A cubic function is a polynomial function of degree three, and it can be expressed in the form \( y = ax^3 + bx^2 + cx + d \). Each of the coefficients \( a, b, c, \) and \( d \) are constants, and \( a eq 0 \). In this exercise, we have the function \( y = x^3 - 2x^2 - x + 2 \). This function's graph has distinct properties that are crucial for graph sketching.

• Intercepts: Find the y-intercept by setting \( x = 0 \), resulting in \( y = 2 \). For x-intercepts, solve the equation \( x^3 - 2x^2 - x + 2 = 0 \).
• Behavior at Extremes: As \( x \to \pm \infty \), the cubic function behaves similarly to \( y = x^3 \), demonstrating that the graph increases without bound at both extremes.
• Critical Points: To identify turning points, compute the derivative \( y' = 3x^2 - 4x - 1 \), and set it to zero to find values where the direction of the curve changes.

A cubic graph typically exhibits a serpentine shape, potentially intersecting the x-axis up to three times, depending on the roots of the equation.

Quadratic functions are polynomial functions of degree two and have the general form \( y = ax^2 + bx + c \). For this exercise, the quadratic is \( y = -x^2 + 5x + 2 \). Quadratics form parabolas that can open upwards or downwards depending on the sign of \( a \).
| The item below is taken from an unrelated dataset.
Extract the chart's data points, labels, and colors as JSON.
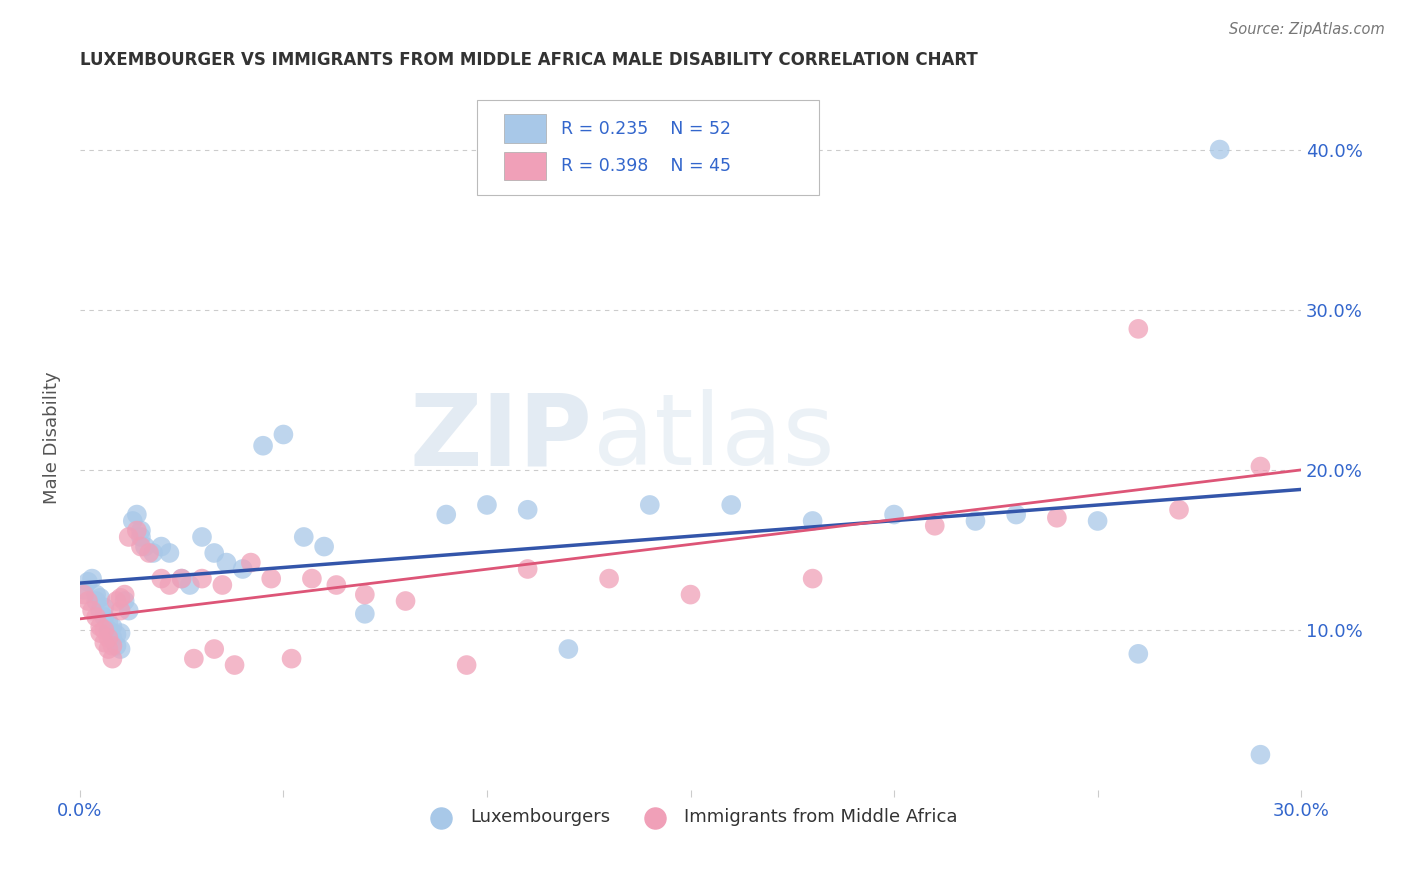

• Intercepts: The y-intercept for this function is \( y = 2 \) when \( x = 0 \). X-intercepts are found by setting \( y = 0 \), solving the quadratic \( -x^2 + 5x + 2 = 0 \).
• Vertex: The vertex is the highest or lowest point of the parabola, calculated as \( x = -\frac{b}{2a} \). For our equation, this is \( x = 2.5 \).

This function forms a downward-opening parabola, indicating that the vertex is a maximum point. The behavior of the graph is guided by these characteristics.

Intersection points are locations on the graph where two functions have the same value of \( y \) for the same \( x \). In simple terms, they are where the graphs overlap. Finding these points involves setting the two function equations equal to each other and solving for \( x \).
To determine the intersection of \( y = x^3 - 2x^2 - x + 2 \) and \( y = -x^2 + 5x + 2 \), set the equations equal: \( x^3 - 2x^2 - x + 2 = -x^2 + 5x + 2 \). Simplifying gives \( x^3 - x^2 - 6x = 0 \).

• Factor and solve \( x(x^2 - x - 6) = 0 \).
• Solutions are \( x = 0 \), \( x = 3 \), or \( x = -2 \).

Substituting these \( x \)-values into either original equation yields the corresponding y-values, thus giving the intersection points: \((0, 2)\), \((3, 8)\), \((-2, -12)\). These points are crucial as they represent the values where both graphs meet.

Graph sketching involves plotting a function on a set of axes to visualize its behavior. For polynomial functions, like cubic and quadratic, understanding the traits like intercepts, critical points, and general shape assists in drawing accurate graphs. Graph sketching is a powerful tool that can reveal intersections and the overall flow of the functions.

• Identify intercepts and plot them on the axes. They provide preliminary points to begin sketching.
• Determine the direction and shape related to the leading term (for cubic, it can be serpentine; for quadratic, a parabola).
• Use turning points and vertex information to guide the pathway of the curve.

Ensure the essential features, such as correct steepness and orientation, match the functions' expectations. By sketching, the intersection points visually become evident, supporting both qualitative understanding and quantitative analysis of solutions.